Islamophobia Summit Opens in Bosnian Capital

Fuente: 
Balkan Insight
Fecha de publicación: 
24 Jun 2016

The first European Islamophobia Summit opens on Friday in the Bosnian capital, Sarajevo. Lasting until June 26, it will bring together European and US political, academic and civil-society leaders with the goal of finding solutions to the challenge of Islamophobia and anti-Muslim hate crimes in Europe.

Farid Hafez of Salzburg University, who is the academic advisor to the summit, told BIRN that Islamophobia had reached a worrying dimension in Europe.

“If we look back to what happened in the refugees crisis in 2015, we see that Islamophobia is spreading also in countries where there are no Muslims, like in Eastern Europe,” Hafez said.

He noted also that Islamophobia is becoming a mainstream phenomenon, no longer relegated exclusively to the fringe and to far-right parties.

Confirmed participants at the summit include former British Foreign Secretary Jack Straw, the chairman of Bosnia’s Presidency, Bakir Izetbegovic, the French founder of Médecins Sans Frontières, Bernard Kouchner, the international media anchor, Mehdi Hassan, and the former Spanish Prime Minister, Jose Luis Zapatero, amongst others.

Representatives will come from 17 European nations and different faith communities.

“We hope that having such high-profile participants will help spreading awareness about rising Islamophobia,” Hafez stressed.

Research quoted by the European Islamophobia Forum show a sharp rise in anti-Muslim hate crimes in the past five years in several European countries. 

A 2014 study by the Pew Research Centre found that at least half of the respondents surveyed in Italy, Greece and Poland held a negative opinion about Muslims living in their country.

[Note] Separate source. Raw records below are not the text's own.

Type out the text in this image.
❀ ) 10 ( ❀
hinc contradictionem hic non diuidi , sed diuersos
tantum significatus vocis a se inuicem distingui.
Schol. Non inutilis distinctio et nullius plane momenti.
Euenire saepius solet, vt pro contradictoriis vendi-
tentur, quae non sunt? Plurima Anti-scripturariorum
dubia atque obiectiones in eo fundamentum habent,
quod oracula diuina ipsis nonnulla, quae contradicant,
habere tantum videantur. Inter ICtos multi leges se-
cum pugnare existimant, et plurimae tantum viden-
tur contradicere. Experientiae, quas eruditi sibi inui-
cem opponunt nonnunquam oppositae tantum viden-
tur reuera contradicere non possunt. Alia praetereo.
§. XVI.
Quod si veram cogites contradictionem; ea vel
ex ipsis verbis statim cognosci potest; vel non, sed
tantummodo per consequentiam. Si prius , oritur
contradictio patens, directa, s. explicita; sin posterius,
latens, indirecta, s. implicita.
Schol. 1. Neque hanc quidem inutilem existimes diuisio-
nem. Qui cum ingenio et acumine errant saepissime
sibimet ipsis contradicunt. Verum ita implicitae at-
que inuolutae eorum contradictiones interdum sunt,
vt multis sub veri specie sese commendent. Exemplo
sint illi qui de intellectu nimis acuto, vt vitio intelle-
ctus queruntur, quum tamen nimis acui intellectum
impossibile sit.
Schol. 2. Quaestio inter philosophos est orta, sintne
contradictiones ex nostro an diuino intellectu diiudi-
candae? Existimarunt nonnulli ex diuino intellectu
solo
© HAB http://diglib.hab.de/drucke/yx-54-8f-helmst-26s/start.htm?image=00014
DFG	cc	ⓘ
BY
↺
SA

“Against calls by US Presidential candidate Donald Trump for a ban on Muslims entering the US and Hungary’s Prime Minister and the upcoming EU President and Slovak Prime Minister both stating Islam has no place in their countries, the need for a summit ... against Islamophobia is timelier than ever,” a press release of the European Islamophobia Forum said.

Rising Islamophobia is a concern also for Bosnian Muslims, who are worried about the increasingly negative perception of Islam in Europe, BIRN reported, and whose long-standing tradition of tolerance now confronts the threat of religious extremism.

According to Hafez, the decision to organise the summit in Sarajevo has major symbolic value.

“We chose to organise this summit in Sarajevo for two main reasons: first, Sarajevo has a centuries-long tradition of tolerance between different religious communities”, he told BIRN.

“Besides that, Sarajevo should also be considered as a warning, considering the war [in Bosnia] during the 1990s and the fact that the worst genocide since World War II in Europe took place in Bosnia,” Hafez noted.

He was referring to the killing of more than 8,000 Bosniak men and boys in Srebrenica in eastern Bosnia by the Bosnian Serb Army in 1995.